STUDY DESIGN: A prospective nonrandomized study comparing the outcomes of the 2 surgical techniques used in the treatment of cervical spondylotic myelopathy. OBJECTIVE: We prospectively compared the skip laminectomy and laminoplasty in terms of extent of decompression achieved, axial pain, postoperative range of cervical motion, and patient and surgical outcomes. SUMMARY OF BACKGROUND DATA: Laminoplasty is an established procedure for the decompression of multisegmental cervical compressive myelopathy. However, it often induces postoperative problems, such as axial pain, restriction of neck motion, and loss of lordotic alignment. Skip laminectomy was recently developed as a minimally invasive procedure. METHODS: We studied 50 consecutive patients operated on for cervical spondylotic myelopathy and spinal cord compression as demonstrated on magnetic resonance imaging (MRI) between the levels C3-4 and C6-7. Each patient had a minimum follow-up of 2 years (2.2 to 4.3 y). Twenty-five patients underwent skip laminectomy and 25 patients underwent laminoplasty. Decompression was assessed by preoperative and postoperative MRI. Cervical range of motion was assessed by preoperative and postoperative flexion and extension radiographs. Patient outcomes were assessed by evaluation of preoperative and postoperative neurology and SF12 scores for mental health, physical health, and axial pain. RESULTS: Less blood loss and operative times with skip laminectomy. Similar degrees of decompression with both techniques. Significantly improved axial pain scores with skip laminectomy. Significantly improved preservation of range of movement with skip laminectomy. CONCLUSIONS: Skip laminectomy is an effective procedure for reducing the incidence of postoperative morbidities, such as persisting axial pain, and restriction of neck motion often seen after laminoplasty, and provides adequate decompression of the spinal cord as demonstrated on MRI for a minimum follow-up of 2 years.

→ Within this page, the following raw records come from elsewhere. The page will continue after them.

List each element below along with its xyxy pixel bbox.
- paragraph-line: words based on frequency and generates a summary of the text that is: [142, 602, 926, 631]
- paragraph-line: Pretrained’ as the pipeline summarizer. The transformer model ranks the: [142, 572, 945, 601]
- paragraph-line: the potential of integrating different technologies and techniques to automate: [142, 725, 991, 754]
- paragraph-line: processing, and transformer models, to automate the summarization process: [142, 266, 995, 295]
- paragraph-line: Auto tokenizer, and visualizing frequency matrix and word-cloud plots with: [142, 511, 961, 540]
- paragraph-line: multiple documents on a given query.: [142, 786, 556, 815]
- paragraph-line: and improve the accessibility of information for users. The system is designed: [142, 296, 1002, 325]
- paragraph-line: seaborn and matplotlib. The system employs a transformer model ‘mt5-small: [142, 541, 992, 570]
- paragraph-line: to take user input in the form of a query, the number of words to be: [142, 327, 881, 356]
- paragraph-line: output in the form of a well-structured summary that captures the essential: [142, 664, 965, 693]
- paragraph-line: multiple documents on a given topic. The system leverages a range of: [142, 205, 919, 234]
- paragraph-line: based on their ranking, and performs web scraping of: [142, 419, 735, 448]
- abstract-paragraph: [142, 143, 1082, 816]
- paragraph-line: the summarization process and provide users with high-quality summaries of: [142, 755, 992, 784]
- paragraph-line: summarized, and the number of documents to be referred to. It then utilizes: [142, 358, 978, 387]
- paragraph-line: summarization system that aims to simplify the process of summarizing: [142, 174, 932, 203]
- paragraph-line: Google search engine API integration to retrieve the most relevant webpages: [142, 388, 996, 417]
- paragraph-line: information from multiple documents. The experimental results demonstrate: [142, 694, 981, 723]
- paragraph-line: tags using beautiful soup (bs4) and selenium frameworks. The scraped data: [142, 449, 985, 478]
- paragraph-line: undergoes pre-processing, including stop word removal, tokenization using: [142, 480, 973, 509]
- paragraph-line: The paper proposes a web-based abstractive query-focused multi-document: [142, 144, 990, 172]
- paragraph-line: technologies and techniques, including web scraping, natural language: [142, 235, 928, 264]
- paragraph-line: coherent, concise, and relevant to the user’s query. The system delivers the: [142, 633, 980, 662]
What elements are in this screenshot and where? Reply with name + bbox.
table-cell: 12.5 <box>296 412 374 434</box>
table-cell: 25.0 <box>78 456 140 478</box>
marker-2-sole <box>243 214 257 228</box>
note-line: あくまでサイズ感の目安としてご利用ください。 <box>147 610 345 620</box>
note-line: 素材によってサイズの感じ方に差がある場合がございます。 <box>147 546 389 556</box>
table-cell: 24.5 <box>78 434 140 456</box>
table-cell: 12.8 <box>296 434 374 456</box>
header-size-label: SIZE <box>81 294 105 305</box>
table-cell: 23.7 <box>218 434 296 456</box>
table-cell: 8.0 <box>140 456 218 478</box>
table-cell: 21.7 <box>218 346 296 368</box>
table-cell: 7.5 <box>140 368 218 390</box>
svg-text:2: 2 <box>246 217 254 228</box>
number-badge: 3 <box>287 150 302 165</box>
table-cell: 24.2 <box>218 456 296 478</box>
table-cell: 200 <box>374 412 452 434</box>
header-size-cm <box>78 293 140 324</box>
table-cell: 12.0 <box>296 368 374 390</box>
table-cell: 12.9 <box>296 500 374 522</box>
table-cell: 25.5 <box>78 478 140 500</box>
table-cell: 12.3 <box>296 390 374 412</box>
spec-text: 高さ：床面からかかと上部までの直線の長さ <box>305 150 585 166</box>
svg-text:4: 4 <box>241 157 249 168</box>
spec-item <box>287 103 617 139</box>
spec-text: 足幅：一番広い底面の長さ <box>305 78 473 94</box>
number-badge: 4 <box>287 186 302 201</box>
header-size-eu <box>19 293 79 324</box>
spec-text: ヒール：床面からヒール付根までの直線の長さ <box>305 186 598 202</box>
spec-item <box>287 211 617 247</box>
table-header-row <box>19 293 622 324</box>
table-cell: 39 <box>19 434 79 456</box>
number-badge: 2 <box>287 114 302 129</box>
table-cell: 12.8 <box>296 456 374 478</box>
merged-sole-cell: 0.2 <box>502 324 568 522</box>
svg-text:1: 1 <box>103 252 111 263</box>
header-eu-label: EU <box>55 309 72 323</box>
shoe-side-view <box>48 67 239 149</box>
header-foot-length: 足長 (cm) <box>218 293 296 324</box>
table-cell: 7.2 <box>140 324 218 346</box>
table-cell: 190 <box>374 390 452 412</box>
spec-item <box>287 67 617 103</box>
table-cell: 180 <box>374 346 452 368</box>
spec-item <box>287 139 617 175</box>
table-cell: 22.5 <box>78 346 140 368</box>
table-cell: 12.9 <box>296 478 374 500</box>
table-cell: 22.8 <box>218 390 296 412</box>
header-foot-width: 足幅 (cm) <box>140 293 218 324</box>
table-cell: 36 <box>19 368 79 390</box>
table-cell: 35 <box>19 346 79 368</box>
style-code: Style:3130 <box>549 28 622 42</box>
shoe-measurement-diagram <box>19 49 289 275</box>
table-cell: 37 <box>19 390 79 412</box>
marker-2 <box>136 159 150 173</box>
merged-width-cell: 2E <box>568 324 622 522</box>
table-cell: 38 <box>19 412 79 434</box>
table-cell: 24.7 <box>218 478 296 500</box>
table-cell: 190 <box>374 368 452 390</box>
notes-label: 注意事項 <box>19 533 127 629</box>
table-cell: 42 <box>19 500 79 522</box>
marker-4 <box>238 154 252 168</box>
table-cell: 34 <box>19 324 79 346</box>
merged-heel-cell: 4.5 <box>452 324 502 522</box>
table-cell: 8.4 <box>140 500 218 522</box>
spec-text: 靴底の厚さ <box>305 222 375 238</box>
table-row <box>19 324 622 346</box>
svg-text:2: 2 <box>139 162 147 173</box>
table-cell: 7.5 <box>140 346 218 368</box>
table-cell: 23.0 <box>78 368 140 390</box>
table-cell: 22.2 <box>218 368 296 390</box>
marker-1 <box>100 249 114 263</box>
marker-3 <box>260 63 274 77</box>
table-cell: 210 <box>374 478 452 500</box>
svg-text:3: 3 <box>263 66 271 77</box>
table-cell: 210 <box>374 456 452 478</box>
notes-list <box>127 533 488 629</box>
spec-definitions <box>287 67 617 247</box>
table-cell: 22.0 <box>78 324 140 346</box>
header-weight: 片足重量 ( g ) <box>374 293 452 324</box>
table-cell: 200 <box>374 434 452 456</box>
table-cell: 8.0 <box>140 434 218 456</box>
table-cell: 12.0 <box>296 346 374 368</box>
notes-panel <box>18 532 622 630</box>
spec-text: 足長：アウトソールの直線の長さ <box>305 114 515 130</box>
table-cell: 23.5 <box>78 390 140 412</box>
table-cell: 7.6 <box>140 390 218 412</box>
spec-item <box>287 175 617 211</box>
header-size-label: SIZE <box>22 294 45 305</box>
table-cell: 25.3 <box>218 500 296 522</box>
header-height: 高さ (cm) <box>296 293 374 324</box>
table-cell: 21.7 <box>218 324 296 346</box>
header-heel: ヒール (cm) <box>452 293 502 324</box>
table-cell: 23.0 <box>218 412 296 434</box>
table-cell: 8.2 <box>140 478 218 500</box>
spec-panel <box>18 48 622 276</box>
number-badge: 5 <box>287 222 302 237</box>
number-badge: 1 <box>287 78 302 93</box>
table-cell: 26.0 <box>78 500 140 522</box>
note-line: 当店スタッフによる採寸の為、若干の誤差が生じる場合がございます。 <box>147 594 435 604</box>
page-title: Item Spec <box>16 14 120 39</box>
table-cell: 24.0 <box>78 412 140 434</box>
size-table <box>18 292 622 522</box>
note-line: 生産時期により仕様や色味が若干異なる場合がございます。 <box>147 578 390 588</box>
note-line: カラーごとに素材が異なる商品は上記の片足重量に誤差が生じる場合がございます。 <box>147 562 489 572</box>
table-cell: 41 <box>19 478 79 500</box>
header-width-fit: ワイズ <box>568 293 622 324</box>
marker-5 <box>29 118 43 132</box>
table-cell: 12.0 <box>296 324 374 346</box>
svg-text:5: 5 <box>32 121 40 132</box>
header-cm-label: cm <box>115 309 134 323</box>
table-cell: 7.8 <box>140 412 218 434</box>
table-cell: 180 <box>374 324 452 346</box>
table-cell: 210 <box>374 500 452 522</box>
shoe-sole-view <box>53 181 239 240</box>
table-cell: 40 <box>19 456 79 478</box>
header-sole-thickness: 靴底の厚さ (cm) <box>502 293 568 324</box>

研究设计:一项前瞻性非随机研究,比较用于治疗脊髓型颈椎病的两种手术技术的结果。 目的:我们前瞻性地比较了跳跃式椎板切除术和椎板成形术在减压程度、轴性疼痛、术后颈椎活动范围以及患者和手术结果方面的差异。 背景数据总结:椎板成形术是一种用于多节段颈椎压迫性脊髓病减压的既定手术。然而,它常常引发术后问题,如轴性疼痛、颈部活动受限和颈椎生理前凸消失。跳跃式椎板切除术是最近发展起来的一种微创手术。 方法:我们研究了50例因脊髓型颈椎病和磁共振成像(MRI)显示的C3 - 4至C6 - 7节段脊髓受压而接受手术的连续患者。每位患者的最短随访时间为2年(2.2至4.3年)。25例患者接受了跳跃式椎板切除术,25例患者接受了椎板成形术。通过术前和术后MRI评估减压情况。通过术前和术后的屈伸位X线片评估颈椎活动范围。通过评估术前和术后的神经功能以及心理健康、身体健康和轴性疼痛的SF12评分来评估患者的结果。 结果:跳跃式椎板切除术的失血量和手术时间更少。两种技术的减压程度相似。跳跃式椎板切除术的轴性疼痛评分显著改善。跳跃式椎板切除术在活动范围保留方面显著改善。 结论:跳跃式椎板切除术是一种有效的手术方法,可降低术后发病率,如椎板成形术后常见的持续性轴性疼痛和颈部活动受限,并如MRI所示,在最短2年的随访中为脊髓提供充分减压。